Pour revenir à mes découvertes purement biographiques, je découvre là une vie de famille très soudée. Flaubert contrairement à ce que je croyais, ne vivait pas seul à Croisset, mais avec sa mère et sa nièce. Chez les Flaubert, le père et le fils aîné sont chirurgiens et soignent toute la famille, avec des résultats conformes à ce que l’on peut attendre de la médecine de cette époque. La jeune sœur Caroline en meurt, mais Flaubert survit à de nombreuses saignées et une main ébouillantée. Biasi revient longuement sur les crises « d’épilepsie » de Flaubert (dont nul n’a pu faire le diagnostic réel) sa façon de les exprimer, le profit qu’il en tira pour son œuvre « la seule justification de la douleur intime, la sienne ou celle des autres, c’est dans le meilleur des cas, de pourvoir se métamorphoser en une belle phrase ». D’abord des périodes de convalescences forcées mais aussi des expériences inoubliables à mettre en mots et placer dans ses divers récits. Car pour un écrivain en travail, les événements de sa vie deviennent une matière documentaire à transformer en intrigues, et à passer par l’écriture pour faire œuvre. Non seulement les périodes particulières ( les voyages les deuils, les crises morales ou nerveuses) mais les petits événements de la vie quotidienne. Il utilise aussi des documents annexes comme font tous les écrivains (rien de neuf ici) et va même jusqu’à faire écrire une « vie de Ludovica » à une de ses maîtresse, qui relate sa liaison avec elle, document fort pratique dont il se servira.

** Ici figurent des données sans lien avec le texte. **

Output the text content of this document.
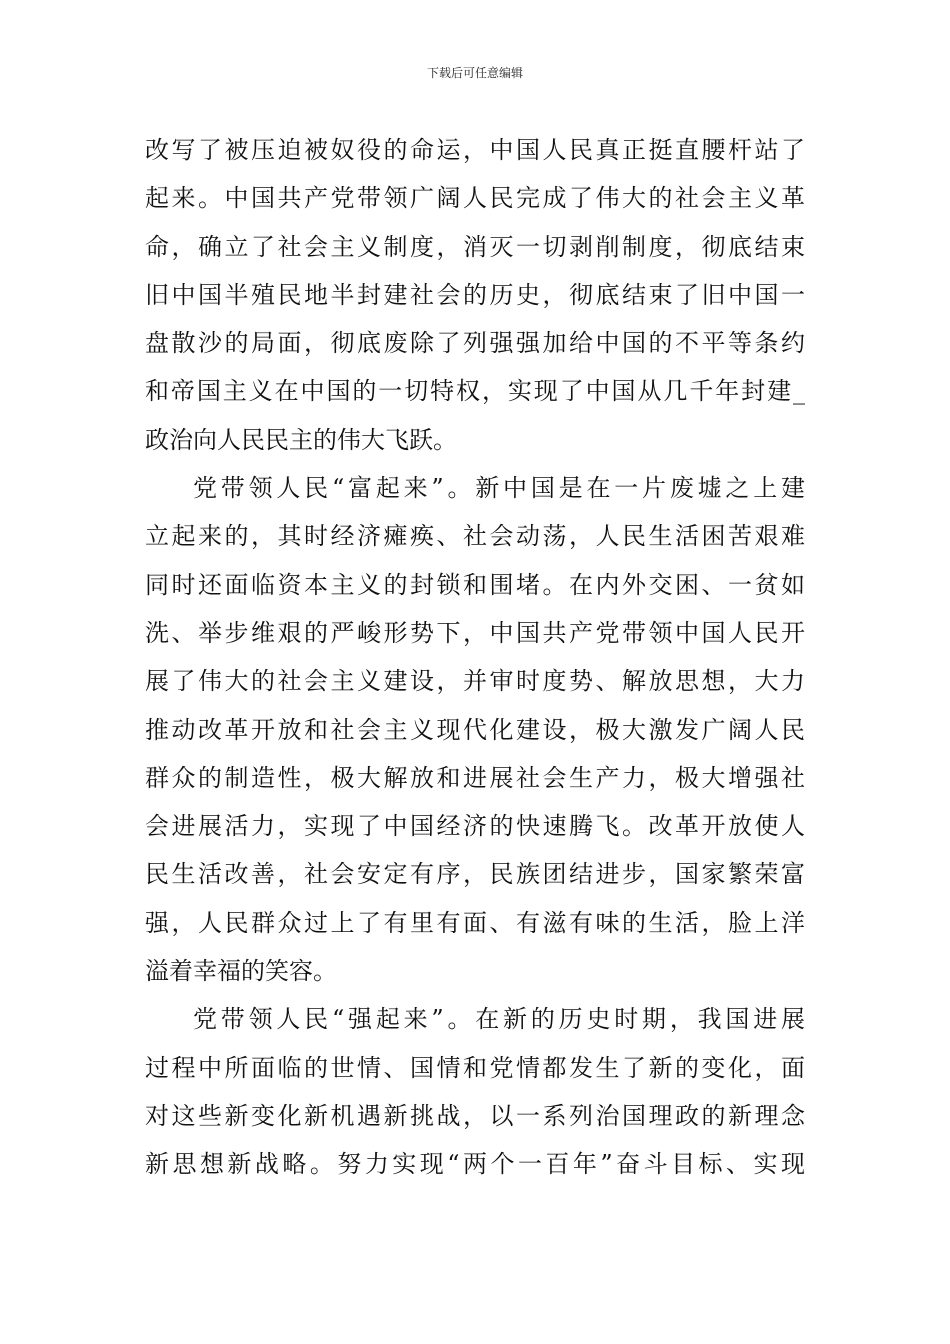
下载后可任意编辑
改写了被压迫被奴役的命运，中国人民真正挺直腰杆站了
起来。中国共产党带领广阔人民完成了伟大的社会主义革
命，确立了社会主义制度，消灭一切剥削制度，彻底结束
旧中国半殖民地半封建社会的历史，彻底结束了旧中国一
盘散沙的局面，彻底废除了列强强加给中国的不平等条约
和帝国主义在中国的一切特权，实现了中国从几千年封建_
政治向人民民主的伟大飞跃。
党带领人民“富起来”。新中国是在一片废墟之上建
立起来的，其时经济瘫痪、社会动荡，人民生活困苦艰难
同时还面临资本主义的封锁和围堵。在内外交困、一贫如
洗、举步维艰的严峻形势下，中国共产党带领中国人民开
展了伟大的社会主义建设，并审时度势、解放思想，大力
推动改革开放和社会主义现代化建设，极大激发广阔人民
群众的制造性，极大解放和进展社会生产力，极大增强社
会进展活力，实现了中国经济的快速腾飞。改革开放使人
民生活改善，社会安定有序，民族团结进步，国家繁荣富
强，人民群众过上了有里有面、有滋有味的生活，脸上洋
溢着幸福的笑容。
党带领人民“强起来”。在新的历史时期，我国进展
过程中所面临的世情、国情和党情都发生了新的变化，面
对这些新变化新机遇新挑战，以一系列治国理政的新理念
新思想新战略。努力实现“两个一百年”奋斗目标、实现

Cependant l’effort principal de Flaubert consiste… à se relire des milliers de fois afin d’apporter des modifications à son œuvre. Rien de bien neuf non plus, dira-t-on, mais c’est dans les détails que l’on apprend quelque chose. les extraits des manuscrits de Madame Bovary contiennent la vie sexuelle de l’héroïne « complètement mise à plat », détails qui finiront par disparaître petit à petit à mesure que l’on s’approche du résultat final. Nous avons donc et c’est cela qui est vraiment intéressant une idée nette, non seulement de la documentation fort diverses utilisées pour chaque œuvre, mais des brouillons successifs des romans, et le cheminement jusqu’au texte final.

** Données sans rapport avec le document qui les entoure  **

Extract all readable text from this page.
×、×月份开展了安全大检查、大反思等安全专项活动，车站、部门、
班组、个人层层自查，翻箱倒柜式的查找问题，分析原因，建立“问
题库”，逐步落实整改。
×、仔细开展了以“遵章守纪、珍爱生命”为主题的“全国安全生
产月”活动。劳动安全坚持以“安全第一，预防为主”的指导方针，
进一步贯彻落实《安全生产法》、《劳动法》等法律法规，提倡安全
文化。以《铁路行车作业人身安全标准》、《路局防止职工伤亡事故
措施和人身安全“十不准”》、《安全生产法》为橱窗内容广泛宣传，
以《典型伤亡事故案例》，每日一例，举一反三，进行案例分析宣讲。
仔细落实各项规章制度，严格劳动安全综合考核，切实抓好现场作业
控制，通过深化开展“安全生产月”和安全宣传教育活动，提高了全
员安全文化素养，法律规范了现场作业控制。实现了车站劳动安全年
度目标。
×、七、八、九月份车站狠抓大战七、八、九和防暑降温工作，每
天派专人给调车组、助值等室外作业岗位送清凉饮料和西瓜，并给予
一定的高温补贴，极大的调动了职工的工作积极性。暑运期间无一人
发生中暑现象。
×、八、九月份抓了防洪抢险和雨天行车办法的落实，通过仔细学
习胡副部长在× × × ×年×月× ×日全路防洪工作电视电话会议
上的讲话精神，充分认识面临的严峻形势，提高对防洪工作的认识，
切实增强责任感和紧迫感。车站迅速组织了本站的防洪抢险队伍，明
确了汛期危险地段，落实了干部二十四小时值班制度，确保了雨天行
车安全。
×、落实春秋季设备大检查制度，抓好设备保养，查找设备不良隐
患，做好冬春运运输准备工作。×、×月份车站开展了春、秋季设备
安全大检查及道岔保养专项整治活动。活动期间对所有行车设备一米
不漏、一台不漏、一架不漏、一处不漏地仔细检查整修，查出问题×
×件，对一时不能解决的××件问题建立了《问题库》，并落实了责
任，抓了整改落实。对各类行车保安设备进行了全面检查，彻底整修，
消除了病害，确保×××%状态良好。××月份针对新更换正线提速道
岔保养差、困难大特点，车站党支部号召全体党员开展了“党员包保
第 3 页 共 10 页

De Biasi veut faire un sort à certaines idées reçues sur Flaubert,notamment, il n’a pas dit « Madame Bovary , c’est moi ».
En effet, Flaubert est bien plus que madame Bovary « Aujourd’hui par exemple, homme et femme tout ensemble, amant et maîtresse à la fois, je me suis promené à cheval dans une forêt , par un après –midi d’automne, sous les feuilles jaunes, et j’étais les chevaux, les feuilles, le vent, les paroles qu’ils s disaient et le soleil rouge qui faisaient s’entrefermer leur paupières noyées d’amour ».
Autre mise au point : la célèbre formule " je veux écrire un livre sur rien" ne signifie pas un livre dénué de contenu, un simple artifice de style , de purs jeux de langage. " la métaphore du livre sur rien est en fait celle de la gravité universelle : l'attraction qui équilibre la course des entités stellaires... un chef d'ouvre possède son centre de gravité en lui -même, il accomplit sa révolution sur un axe qui lui appartient".
C'est aussi un livre dont le fond et la forme sont si bien fusionnés qu'on ne les distingue pas l'un de l'autre.
Comment Flaubert s'y prend pour s'approcher de cet idéal c'est ce que dit le livre.
Un ouvrage passionnant dans l'ensemble, dont les derniers chapitres sont à méditer!